The EventDB is not a software itself.
The events table itself¶
IntelMQ comes with the
intelmq_psql_initdb command line tool. It creates an SQL file containing:
CREATE TABLE eventsstatement with all valid IntelMQ fields as columns and correct types
Several indexes as examples for a good read & search performance
All elements of this SQL file can be adapted and extended before running the SQL file against a database, especially the indexes.
Having an events table as outlined in the SQL file, IntelMQ’s SQL Output Bot can write all received events into this database table.
This events table is the core of the so-called EventDB and also required by all other sections of this document.
Some scripts related to the EventDB are located in the contrib/eventdb folder in the IntelMQ git repository.
Apply Malware Name Mapping¶
The apply_mapping_eventdb.py script applies the malware name mapping to the EventDB. Source and destination columns can be given, also a local file. If no local file is present, the mapping can be downloaded on demand. It queries the database for all distinct malware names with the taxonomy “malicious-code” and sets another column to the malware family name.
Apply Domain Suffix¶
The apply_domain_suffix.py script writes the public domain suffix to the source.domain_suffix / destination.domain_suffix columns, extracted from source.fqdn / destination.fqdn.
The Python scripts can connect to a PostgreSQL server with an eventdb database and an events table. The command line arguments interface for both scripts are the same. See –help for more information:
apply_mapping_eventdb.py -h apply_domain_suffix.py -h
PostgreSQL trigger is a trigger keeping track of the oldest inserted/updated “time.source” data. This can be useful to (re-)generate statistics or aggregation data.
The SQL script can be executed in the database directly.
The EventDB provides a great base for statistical analysis of the data.
Using EventDB with Timescale DB¶
Timescale DB is a PostgreSQL extension to add time-series support, which is quite handy as you dont have to learn other syntaxes as you already know. You can use the SQL Queries as before, the extension will handle the rest. To see all limitations, please check the Timescale DB Documentation.
What is time-series?¶
Time-series has been invented as traditional database design like relational or nosql are not made for time-based data. A big benefit of time-series instead of other database designs over a time-based search pattern is the performance. As IntelMQ uses data based upon time, this design is awesome & will give you a performance boost.
How to setup¶
Thanks to TimescaleDB its very easy to setup.
1. Choose your preferred Timescale DB environment & follow the installation instructions.
2. Now lets create a hypertable, which is the timescale DB time-series structure.
SELECT create_hypertable('', 'time.source');.
3. Now our hypertable is setup & timescaleDB takes care of the rest. You can perform queries as usual, for further information please check Timescale DB Documentation.
How to upgrade from my existing database?¶
To update your existing database to use this awesome time-series feature, just follow the
How to setup instruction.
You can perform the
hypertable command even on already existing databases. BUT there are some limitations from timescaleDB.
Separating raw values in PostgreSQL using view and trigger¶
In order to reduce the row size in the events table, the raw column’s data can be separated from the other columns. While the raw-data is about 30-50% of the data row’s size, it is not used in most database queries, as it serves only a backup functionality.

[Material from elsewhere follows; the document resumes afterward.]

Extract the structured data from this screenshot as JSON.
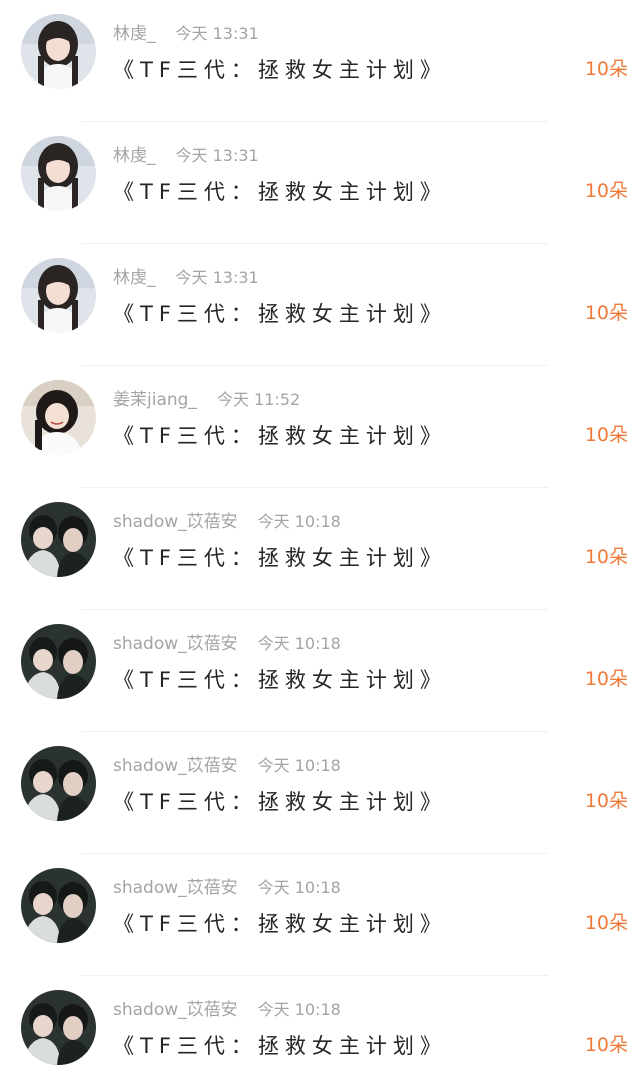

Other possibilities to reduce or getting rid of this field are described in the FAQ, section Removing raw data for higher performance and less space usage.
The steps described here are best performed before the events table is filled with data, but can as well be done with existing data.
The approach requires four steps:
An existing events table, see the first section of this document.
Deleting or renaming the raw column of the events table.
Creating a table raws which holds only the raw field of the events and linking both tables using the event_id.
Creating the view v_events which joins the tables events and raws.
Creating the function process_v_events_insert and INSERT trigger tr_events.
The last steps brings us several advantages:
All INSERT statements can contain all data, including the raw field.
No code changes are needed in the IntelMQ output bot or your own scripts. A migration is seamless.
PostgreSQL itself ensures that the data of both tables is consistent and linked correctly.
The complete SQL script can be found in the contrib/eventdb directory of IntelMQ. It does not cover step 2 to avoid accidental data loss - you need to do this step manually.